“Safenreider estaba totalmente shockeado”

El jefe de la comisaría de Lonquimay dijo que cuando vio a su subordinado estaba “pálido, no en buenas condiciones”. Sus compañeros le habían sacado el arma porque temían que se quite la vida.

“Safenreider estaba totalmente shockeado, pálido, no estaba en buenas condiciones. Pedí que no dejen armamento cerca de él por cómo estaba, y me dijeron que ya lo habían hecho porque había intentado quitarse la vida”. Así, crudamente, el subcomisario Pablo Trincheri describió cómo encontró al policía tras enterarse de la muerte del cazador Santiago Garialdi.

Estaba junto a sus compañeros en el destacamento de La Gloria, donde Trincheri, encargado de la subcomisaría de Lonquimay, les había pedido que lo esperaran tras enterarse de lo ocurrido.

El jefe policial confirmó además que Safenreider había estado con una licencia psiquiátrica de tres meses. “Me presentó el certificado y le pregunté los motivos, si podía ayudarlo. Me dijo que no, que no quería hablar. Estuvo tres meses con carpeta y fue reintegrado”, detalló.

De su testimonio y de los relatos del resto de los policías, quedó la duda sobre si Safenreider estaba realmente preparado para cumplir las funciones que cumplía, una línea de análisis que se relaciona con lo que planteó el defensor José Mario Aguerrido en el alegato de apertura (ver aparte).

Trincheri, que el día del hecho estaba en Santa Rosa visitando a su familia, dijo que Safenreider le dijo que habían pedido presencia por furtivos. “Le dije que hicieran lo que tuvieran que hacer y que se cuidaran, porque ya había habido otro vehículo baleado por cazadores, diez días antes”, explicó.

Aguerrido le preguntó si había alguna orden de que a los cazadores había que dispararles de forma determinada, a lo que respondió que no. “¿Si García decía que no podía acompañarlo, Safenreider iba solo?”, insistió el defensor. “Si, porque estaba a cargo de la comisaría”, respondió Trincheri.

Dijo que era habitual que los cazadores tiraran miguelitos a los patrulleros, y que no le extrañó que ocurriera el hecho. “Era muy factible que pasara por los antecedentes. Era frecuente que los furtivos dispararan a los móviles”, señaló.

Compañeros

Marcos Ochoa, encargado del destacamento de La Gloria, dijo que fue al camino vecinal por el llamado del dueño de un campo. “Me quedé para en el cruce, enciendo las balizas y pasan de largo -relató-. Los sigo, despacio porque iba viendo si tiraban miguelitos, y me alumbran con los reflectores. De golpe me sacan los reflectores y alumbran a la camioneta de Lonquimay. Se veían las balizas, no había árboles que obstaculizaran. No escuché disparos. Cuando pasa la camioneta de cazadores, la camioneta de Lonquimay pega la vuelta y me dicen ‘vamos que nos van a cagar a tiros’”.

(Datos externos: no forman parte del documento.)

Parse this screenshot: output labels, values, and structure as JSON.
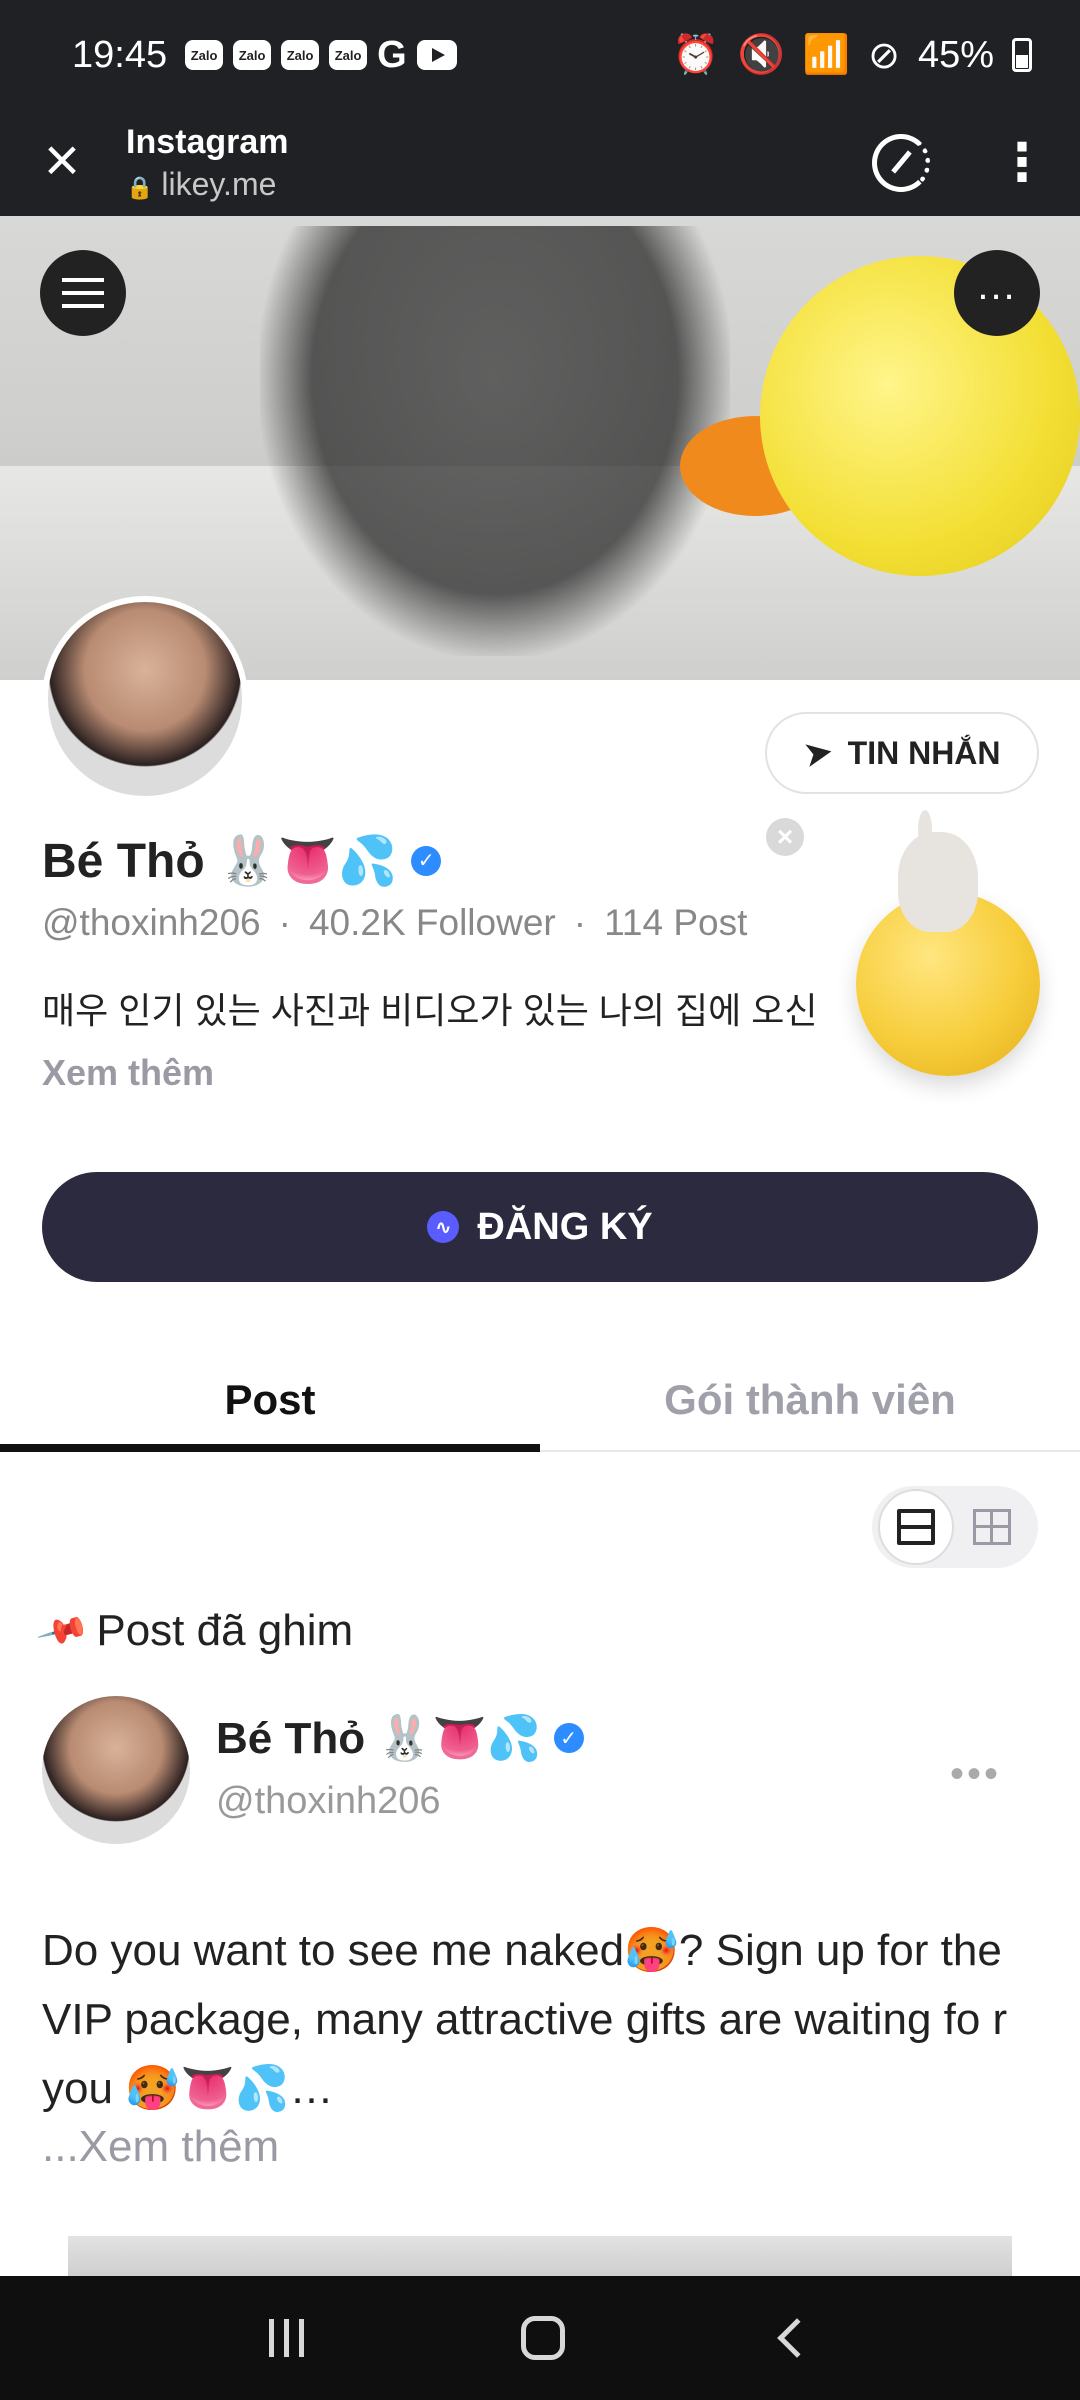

Advirtió, aunque tampoco lo confirmó, que la camioneta era “similar a la de un enfrentamiento anterior”.

Después de que comunicaran desde el hospital que Garialdi estaba muerto, dijo que Safenreider estaba “conmocionado”.

Vuelven a la Gloria, cuando salen a buscar a los cazadores avisan que había ingresado herido de bala en Lonquimay. “Le sacamos el arma y Trincheri pidió que volviéramos a La Gloria. El arma la llevé y la escondí en un cajón”, contó. Cuando llegaron a La Gloria, lo primero que hicieron fue mirar en internet, en un portal de noticias. “La noticia ya estaba”, contó Ochoa.

Elías Lemos, un efectivo de Uriburu que había ido a La Gloria para dar apoyo, contó también que cuando llegaron al destacamento fueron a mirar internet. “Safenreider entra a la computadora y ahí nos enteramos de que había un cazador muerto por la Policia, y ahí se pone peor”, dijo.

El subscomisario Diego Riela, encargado de la subcomisaría de Uriburu, dijo que cuando Lemos le dijo que lo llamaban para colaborar en la demora de unos furtivos le pidió que “vaya con precaución”. “Cuidá la camioneta y cuidate vos”, fue -en ese orden- la recomendación que le dio.